First, yes, it is illegal—particularly when you begin including people like police, firemen, nurses, postal workers, etc. So maybe we’d have to consider making some exceptions. Yes, federal workers could be fired for going on a wildcat strike. Everyone still remembers 1981, when Reagan fired the Air Traffic Controllers for going out on what was technically an illegal strike.
But let’s look at it carefully. First, we have Obama in office, not Reagan. Second, unlike actual strikes, which can last for weeks or months, this is one-day strike. And the fact that it’s a one-day deal will be made known in advance, which means employers won’t hire replacement workers and, very likely, won’t fire anyone.
Of course, America’s bosses will raise bloody hell and threaten to fire everybody—that’s what bosses do when they’re cornered—but because such a move would be utterly self-destructive (the costs associated with recruiting and retraining an entire workforce would be staggering), they won’t do anything….except simmer.
Let’s also remember that these aren’t lone wolves who can be picked off one by one. These strikers will have a union to represent them. Consider what happened in China and India a couple years ago when workers went out on spontaneous wildcat strikes. When management fired the ringleaders, the workers threatened to call another wildcat unless they were hired back—which they were. The same would happen here. The message: If you fire anyone, we’ll turn around and shut you down again.
In the worst case scenario, if there turned out to be some fines that had to be paid, let the union pay them. After all, if there’s one thing organized labor has plenty of, it’s money. Labor spent an estimated $400 million dollars on Democratic campaigns during the 2008 elections.
There’s another a advantage to a one-day strike. While it’s difficult getting people to engage in explicitly political or time-consuming stuff—marching in parades, attending rallies, carrying placards, making phone calls or writing chain letters—all they have to do to pull off this protest is stay home. Their very absence assures its success.

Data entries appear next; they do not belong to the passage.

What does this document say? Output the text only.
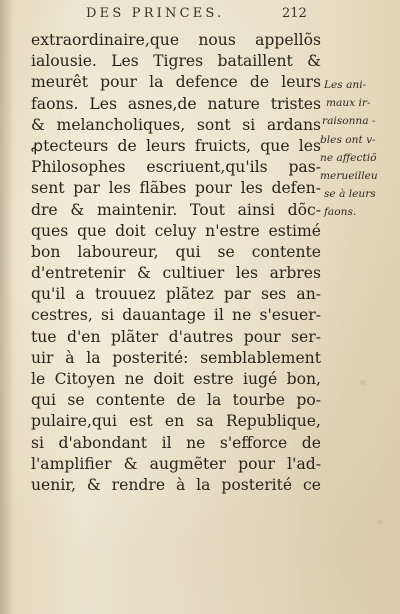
DES PRINCES.	212
extraordinaire,que nous appellõs
ialousie. Les Tigres bataillent &
meurêt pour la defence de leurs
faons. Les asnes,de nature tristes
& melancholiques, sont si ardans
ꝓtecteurs de leurs fruicts, que les
Philosophes escriuent,qu'ils pas-
sent par les flãbes pour les defen-
dre & maintenir. Tout ainsi dõc-
ques que doit celuy n'estre estimé
bon laboureur, qui se contente
d'entretenir & cultiuer les arbres
qu'il a trouuez plãtez par ses an-
cestres, si dauantage il ne s'esuer-
tue d'en plãter d'autres pour ser-
uir à la posterité: semblablement
le Citoyen ne doit estre iugé bon,
qui se contente de la tourbe po-
pulaire,qui est en sa Republique,
si d'abondant il ne s'efforce de
l'amplifier & augmẽter pour l'ad-
uenir, & rendre à la posterité ce
Les ani-
maux ir-
raisonna -
bles ont v-
ne affectiõ
merueilleu
se à leurs
faons.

As for being a logistical nightmare, nothing could be further from the truth. In fact, given that we live in the Internet Age, and given that this would be a union-organized, union-administered event (i.e., working off up-to-date membership rosters), it would be a logistical piece of cake.
But what would a one-day strike achieve? What good would it do? At the very least it would get the nation’s attention and demonstrate the heretofore unrecognized and unappreciated fact that working people (the country’s largest voting bloc) possess a tremendous amount of leverage.
As a society, we’re more or less numbed-out. There’s a huge disconnect between what’s going on around us and what’s being done in response. Even though we’re involved in three wars, still recovering from the second-greatest financial crash in our history, and are watching the middle-class being systematically dismantled—you wouldn’t know it from the public’s response. Nothing (or very little) is happening in the streets.
We need to react. The public needs to be reminded that Wall Street ain’t the only entity with muscle. History has shown that social movements have muscle. And because the only bona fide social movement in place is the labor movement, it’s time for organized labor to lead the charge.